Last night I sat here and listen to music and came across a Bible verse that say we must forgive those who done wrong in our lives and that instantly convicted me to my soul and thought I would never do something I did.
As I sat here thinking and pondering I took my pen and notebook and even whiteout lol.
And wrote to a man I thought I would never ever write to again or even speak too.
As I remember my past life with my parents I was never liked or even loved by my parents and told I was an accident I live my life everyday with such resent and hatred in my deep soul and so I decided to finally write this man I knew as my dad a hateful individual a who verbally said things that broke me.
I lived for so long thinking back as I wrote to him and I told him I love him and forgive him because I feel God telling me to let go of hatred and stop pondering why I was treated the way I was.
I think this man as an enemy for many a years and just could never forgive him and not thinking me being a pastor I am holding hate in my heart because this man broke my life and I blamed myself for so long I never realized how much that would destroy me as an human being life is just so hard living with such brokenness and resentment for him.
I hope when I send this letter to him he will open his heart to the gospel message I wrote to him because I am trying to be a better person now my chains are broken and I have been set free from my bonds of hate and hurt and brokenness I always told myself I would never speak to that man for the rest of my life and he caused quite abit of pain and anguish in my life that I even out of hurt treated my family the way he treated me I feel so shameful for it that it actually feels so good to get this out of my heart.

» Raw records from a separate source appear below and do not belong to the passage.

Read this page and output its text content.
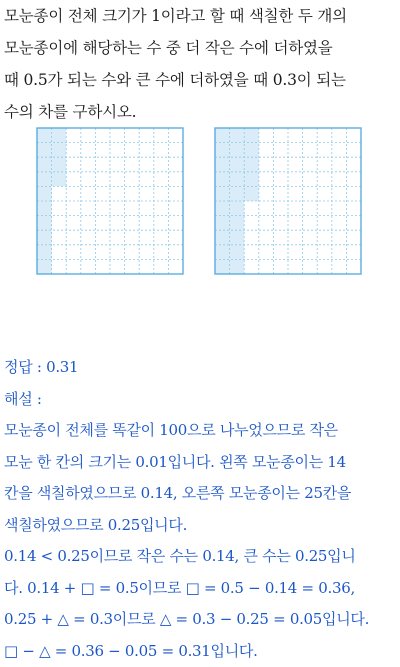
모눈종이 전체 크기가 1이라고 할 때 색칠한 두 개의
모눈종이에 해당하는 수 중 더 작은 수에 더하였을
때 0.5가 되는 수와 큰 수에 더하였을 때 0.3이 되는
수의 차를 구하시오.
정답 : 0.31
해설 :
모눈종이 전체를 똑같이 100으로 나누었으므로 작은
모눈 한 칸의 크기는 0.01입니다. 왼쪽 모눈종이는 14
칸을 색칠하였으므로 0.14, 오른쪽 모눈종이는 25칸을
색칠하였으므로 0.25입니다.
0.14 < 0.25이므로 작은 수는 0.14, 큰 수는 0.25입니
다. 0.14 + □ = 0.5이므로 □ = 0.5 − 0.14 = 0.36,
0.25 + △ = 0.3이므로 △ = 0.3 − 0.25 = 0.05입니다.
□ − △ = 0.36 − 0.05 = 0.31입니다.
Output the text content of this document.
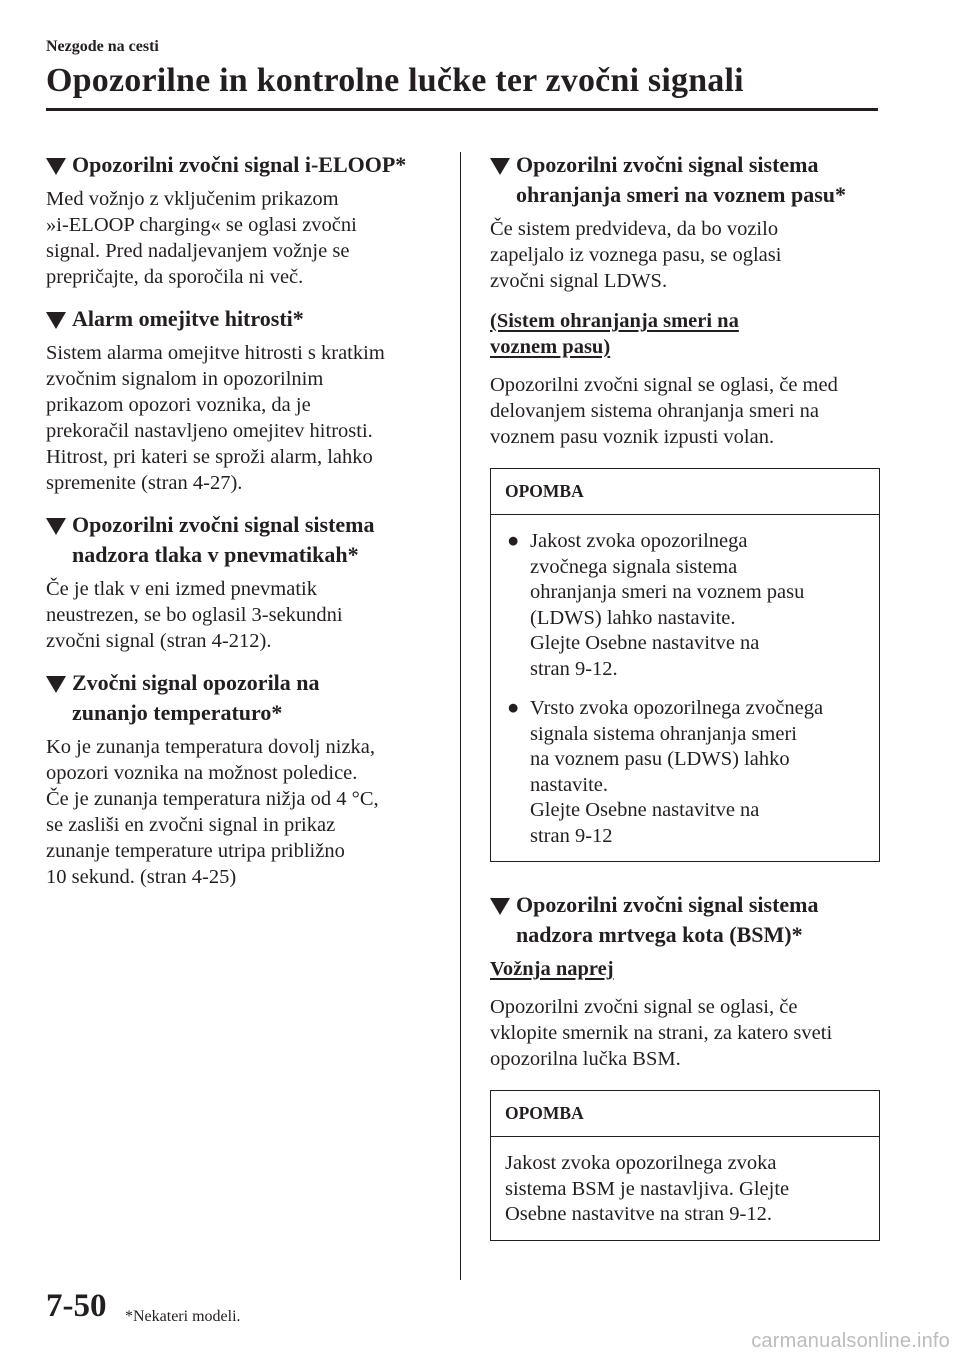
Nezgode na cesti
Opozorilne in kontrolne lučke ter zvočni signali
Opozorilni zvočni signal i-ELOOP*

Med vožnjo z vključenim prikazom
»i-ELOOP charging« se oglasi zvočni
signal. Pred nadaljevanjem vožnje se
prepričajte, da sporočila ni več.

Alarm omejitve hitrosti*

Sistem alarma omejitve hitrosti s kratkim
zvočnim signalom in opozorilnim
prikazom opozori voznika, da je
prekoračil nastavljeno omejitev hitrosti.
Hitrost, pri kateri se sproži alarm, lahko
spremenite (stran 4-27).

Opozorilni zvočni signal sistema
nadzora tlaka v pnevmatikah*

Če je tlak v eni izmed pnevmatik
neustrezen, se bo oglasil 3-sekundni
zvočni signal (stran 4-212).

Zvočni signal opozorila na
zunanjo temperaturo*

Ko je zunanja temperatura dovolj nizka,
opozori voznika na možnost poledice.
Če je zunanja temperatura nižja od 4 °C,
se zasliši en zvočni signal in prikaz
zunanje temperature utripa približno
10 sekund. (stran 4-25)

Opozorilni zvočni signal sistema
ohranjanja smeri na voznem pasu*

Če sistem predvideva, da bo vozilo
zapeljalo iz voznega pasu, se oglasi
zvočni signal LDWS.

(Sistem ohranjanja smeri na
voznem pasu)

Opozorilni zvočni signal se oglasi, če med
delovanjem sistema ohranjanja smeri na
voznem pasu voznik izpusti volan.

OPOMBA
● Jakost zvoka opozorilnega
zvočnega signala sistema
ohranjanja smeri na voznem pasu
(LDWS) lahko nastavite.
Glejte Osebne nastavitve na
stran 9-12.
● Vrsto zvoka opozorilnega zvočnega
signala sistema ohranjanja smeri
na voznem pasu (LDWS) lahko
nastavite.
Glejte Osebne nastavitve na
stran 9-12
Opozorilni zvočni signal sistema
nadzora mrtvega kota (BSM)*
Vožnja naprej

Opozorilni zvočni signal se oglasi, če
vklopite smernik na strani, za katero sveti
opozorilna lučka BSM.

OPOMBA
Jakost zvoka opozorilnega zvoka
sistema BSM je nastavljiva. Glejte
Osebne nastavitve na stran 9-12.
7-50 *Nekateri modeli.
carmanualsonline.info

I want to do what’s right in Gods ways I never wanna hold hate in my heart ever again I want to live peaceful and be thankful for Gods mercy in my life but now is the time God will work in that man’s life and hopefully he will help him see I need Christ and will except him into his own heart.
Life will be better now and maybe now I will not worry about what life was like in my past because I have such a bright amazing future and I will be stronger in my preaching and as I keep love for my family I will actually feel I’m somebody and not that nobody I felt I was so long ago.
Listen friends people may do wrong to you in life by abusing you and verbally saying things that hurt you but hear me and hear me Good God Loves you and his love is never ending life is difficult when you hold on to pasts that you don’t need to hold onto anymore life is too hard to be resenting those who hurt our testimony just break free of those chains and be set free let God do everything for you to make your mind calm and no more pain in your heart will be there any longer.
Praise God for his Love and mercy now I must send this letter to him and I hope it will open his eyes and will ask God for the forgiveness he needs for our broken family it’s up to Gods mighty word to convict and change those who have hurt our testimony let me tell you my day has been brighter and I fell so overjoyed by God protecting me and putting me in the ministry thank the LORD for being so long suffering I am so happy to write this testimony today that I hope it will help somebody out there do the same thing I did.
I just pray it will find him and he will read it.
Please pray it will get him to change.